Tracks to lean in to


■ On a Clear Day You Can See Forever
■ Young and Foolish
■ Whatever Lola Wants
■ My Brazil
■ Green Finch and Linnet Bird
■ In a World of My Own
■ Not a Day Goes By
■ Too Close for Comfort
■ New Beginning
■ And So It Goes

But go back and remind yourself of the glory days

On songs from the show and jazz label Club 44 Monheit who hails from New York and emerged as a jazz star in the late-1990s reaching peak visibility later on Sony 2004 album Taking a Chance on Love from which ‘Dancing in the Dark’ was Grammy nominated has already created a strong body of work for her ”new” label home given that Come What May just like this worked well. But that album got lost a bit as the world came out of lockdown and deserved more plaudits and attention. Let’s draw a veil over the Christmas collection The Merriest. Like most Yuletide fare it did nothing for us.

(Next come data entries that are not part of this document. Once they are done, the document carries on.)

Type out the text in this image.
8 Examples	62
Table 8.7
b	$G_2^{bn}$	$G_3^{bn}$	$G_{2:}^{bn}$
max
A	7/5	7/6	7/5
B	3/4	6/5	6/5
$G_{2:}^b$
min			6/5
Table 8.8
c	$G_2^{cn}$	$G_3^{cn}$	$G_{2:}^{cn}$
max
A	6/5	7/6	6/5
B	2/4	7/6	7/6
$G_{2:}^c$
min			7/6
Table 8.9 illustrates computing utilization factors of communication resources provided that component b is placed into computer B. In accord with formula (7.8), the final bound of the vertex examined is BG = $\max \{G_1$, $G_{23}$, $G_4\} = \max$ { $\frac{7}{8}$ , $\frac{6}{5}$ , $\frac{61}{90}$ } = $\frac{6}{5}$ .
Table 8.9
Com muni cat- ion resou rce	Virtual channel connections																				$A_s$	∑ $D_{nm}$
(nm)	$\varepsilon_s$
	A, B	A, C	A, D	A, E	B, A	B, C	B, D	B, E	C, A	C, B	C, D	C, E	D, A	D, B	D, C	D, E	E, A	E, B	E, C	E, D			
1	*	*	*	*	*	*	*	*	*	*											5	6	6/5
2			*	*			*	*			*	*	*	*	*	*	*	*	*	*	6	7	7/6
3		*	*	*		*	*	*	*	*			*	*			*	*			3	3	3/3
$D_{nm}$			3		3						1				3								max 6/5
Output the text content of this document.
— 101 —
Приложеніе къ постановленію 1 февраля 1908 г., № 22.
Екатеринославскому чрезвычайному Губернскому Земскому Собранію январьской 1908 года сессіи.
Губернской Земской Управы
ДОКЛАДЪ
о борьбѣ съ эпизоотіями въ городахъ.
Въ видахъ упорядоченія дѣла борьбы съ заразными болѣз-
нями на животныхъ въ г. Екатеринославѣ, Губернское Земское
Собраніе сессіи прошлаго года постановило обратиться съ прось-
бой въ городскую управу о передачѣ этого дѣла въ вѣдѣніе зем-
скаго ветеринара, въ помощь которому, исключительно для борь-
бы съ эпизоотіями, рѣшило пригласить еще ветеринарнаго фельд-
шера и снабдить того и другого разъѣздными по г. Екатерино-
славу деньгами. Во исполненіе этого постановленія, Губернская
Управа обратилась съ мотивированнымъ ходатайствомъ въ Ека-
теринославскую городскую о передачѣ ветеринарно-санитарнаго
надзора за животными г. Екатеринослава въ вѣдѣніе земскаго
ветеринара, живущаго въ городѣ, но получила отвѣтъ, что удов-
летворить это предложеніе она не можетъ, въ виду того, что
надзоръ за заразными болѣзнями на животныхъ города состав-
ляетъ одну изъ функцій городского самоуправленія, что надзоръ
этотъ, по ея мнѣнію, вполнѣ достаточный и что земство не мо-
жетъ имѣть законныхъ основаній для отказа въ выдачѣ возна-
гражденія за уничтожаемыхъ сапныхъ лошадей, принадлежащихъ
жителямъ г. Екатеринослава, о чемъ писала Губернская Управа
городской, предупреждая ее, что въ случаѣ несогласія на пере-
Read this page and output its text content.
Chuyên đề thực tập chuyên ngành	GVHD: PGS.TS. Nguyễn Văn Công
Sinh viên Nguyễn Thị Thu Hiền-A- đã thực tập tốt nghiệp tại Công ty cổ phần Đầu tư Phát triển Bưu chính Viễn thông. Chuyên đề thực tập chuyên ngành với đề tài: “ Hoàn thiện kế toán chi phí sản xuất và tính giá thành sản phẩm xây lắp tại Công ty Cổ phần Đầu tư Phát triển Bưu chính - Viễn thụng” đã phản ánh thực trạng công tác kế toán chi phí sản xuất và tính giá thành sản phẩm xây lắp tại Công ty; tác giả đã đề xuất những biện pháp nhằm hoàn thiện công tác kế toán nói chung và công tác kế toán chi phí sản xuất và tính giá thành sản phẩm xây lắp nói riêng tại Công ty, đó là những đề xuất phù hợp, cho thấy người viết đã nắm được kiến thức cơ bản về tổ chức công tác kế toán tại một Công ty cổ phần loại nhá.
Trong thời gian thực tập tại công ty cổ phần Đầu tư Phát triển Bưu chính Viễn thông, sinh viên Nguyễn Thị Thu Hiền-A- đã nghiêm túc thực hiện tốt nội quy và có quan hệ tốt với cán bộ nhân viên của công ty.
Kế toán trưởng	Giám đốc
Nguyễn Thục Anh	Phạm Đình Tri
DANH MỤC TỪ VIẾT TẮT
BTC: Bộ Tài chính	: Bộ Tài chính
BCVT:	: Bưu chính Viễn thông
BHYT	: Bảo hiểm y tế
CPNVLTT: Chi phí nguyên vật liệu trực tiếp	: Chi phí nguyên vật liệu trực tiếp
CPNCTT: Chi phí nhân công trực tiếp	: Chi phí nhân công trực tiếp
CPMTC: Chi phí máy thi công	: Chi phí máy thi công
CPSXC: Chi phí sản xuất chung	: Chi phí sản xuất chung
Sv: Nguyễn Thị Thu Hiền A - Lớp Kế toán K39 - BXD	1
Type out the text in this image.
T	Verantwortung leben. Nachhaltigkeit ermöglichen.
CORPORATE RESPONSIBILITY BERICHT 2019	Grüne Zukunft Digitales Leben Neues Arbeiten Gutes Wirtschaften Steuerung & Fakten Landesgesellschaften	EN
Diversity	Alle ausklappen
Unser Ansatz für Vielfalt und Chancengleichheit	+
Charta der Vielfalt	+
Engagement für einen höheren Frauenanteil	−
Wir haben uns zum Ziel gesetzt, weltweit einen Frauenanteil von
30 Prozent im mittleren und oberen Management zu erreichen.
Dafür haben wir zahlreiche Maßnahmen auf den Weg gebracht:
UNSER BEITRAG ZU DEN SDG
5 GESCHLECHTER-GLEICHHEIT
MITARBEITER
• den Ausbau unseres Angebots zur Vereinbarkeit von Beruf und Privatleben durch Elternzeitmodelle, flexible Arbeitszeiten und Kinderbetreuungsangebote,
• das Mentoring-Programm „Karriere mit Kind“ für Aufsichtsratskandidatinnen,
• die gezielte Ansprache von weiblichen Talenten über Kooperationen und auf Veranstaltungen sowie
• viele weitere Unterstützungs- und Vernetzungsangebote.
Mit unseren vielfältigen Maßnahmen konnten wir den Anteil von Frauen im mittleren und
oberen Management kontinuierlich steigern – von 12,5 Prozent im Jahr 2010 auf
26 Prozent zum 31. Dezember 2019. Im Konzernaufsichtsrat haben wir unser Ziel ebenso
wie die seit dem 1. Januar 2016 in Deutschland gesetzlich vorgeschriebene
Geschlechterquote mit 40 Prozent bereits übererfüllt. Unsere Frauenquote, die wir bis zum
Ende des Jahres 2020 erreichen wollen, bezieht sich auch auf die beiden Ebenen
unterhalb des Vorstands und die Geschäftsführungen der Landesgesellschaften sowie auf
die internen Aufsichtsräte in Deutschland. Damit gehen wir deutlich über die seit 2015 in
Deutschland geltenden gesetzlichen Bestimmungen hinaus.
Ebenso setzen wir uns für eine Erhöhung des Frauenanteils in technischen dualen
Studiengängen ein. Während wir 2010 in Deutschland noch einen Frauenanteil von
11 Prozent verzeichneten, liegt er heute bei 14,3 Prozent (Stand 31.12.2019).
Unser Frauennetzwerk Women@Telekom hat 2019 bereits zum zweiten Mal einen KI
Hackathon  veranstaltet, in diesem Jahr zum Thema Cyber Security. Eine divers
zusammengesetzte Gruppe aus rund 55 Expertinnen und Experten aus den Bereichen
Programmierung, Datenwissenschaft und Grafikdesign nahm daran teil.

Safer in cages singing when she’s told?

■ Features Jane’s husband Rick Montalbano on drums
■ Max Haymer on piano
■ Karl McComas Reichl on double bass best heard in his break on the peppy ‘Too Close for Comfort’
■ Kevin Winard and Tiki Pasillas on percussion
■ Joel Frahm on saxophone
■ The Nashville Recording Orchestra

While it’s rhetorical to riff on the lyrics of the most notable song of the album certainly Monheit has not taken the easy route at any point. There’s nothing to suggest she’s ”safer in cages singing when she’s told” unless of course you are allergic to jazz vocals as a preset biased position.

That ”demon barber of Fleet Street” number is Stephen Sondheim’s delightful ‘Green Finch and Linnet Bird’ from the late-1970s era music theatre work Sweeney Todd covered very nicely but not so satisfyingly by Camila Meza on 2016’s Traces which is the only jazz adjacent version within the last decade we can think of.

What a line: ‘if I cannot fly let me sing’. And certainly with Monheit you get that joy in what she does and a compulsion to express herself clothed in such classic material that while vintage does not seem in her hands unlike some at all fogey-ish.

Through the looking glass

Frahm in the frame

Including ‘Young and Foolish’ and ‘Too Close for Comfort’ are perhaps more obvious.

A better choice is Alice in Wonderland Disney 1950s movie song ‘In A World of My Own’ covered by Kat Edmonson found on Dreamers Do a few years ago in a corny but fun Andrews Sisters-meets-Hawaii version of the Sammy Fain/Bob Hilliard rarity.

Monheit’s version is exuberantly decorated by loquacious Joel Frahm sax contributions who I suppose is like the ”babbling brook” the lyrics speak of. And I liked the section when Monheit scats in the fast samba section.

Frahm is mentioned a good deal in the early career sections of Brad Mehldau’s powerful memoir Formation and has his own very daddio bebop soaked new Anzic album Lumination out at the moment which is fun and romps along like a mutha.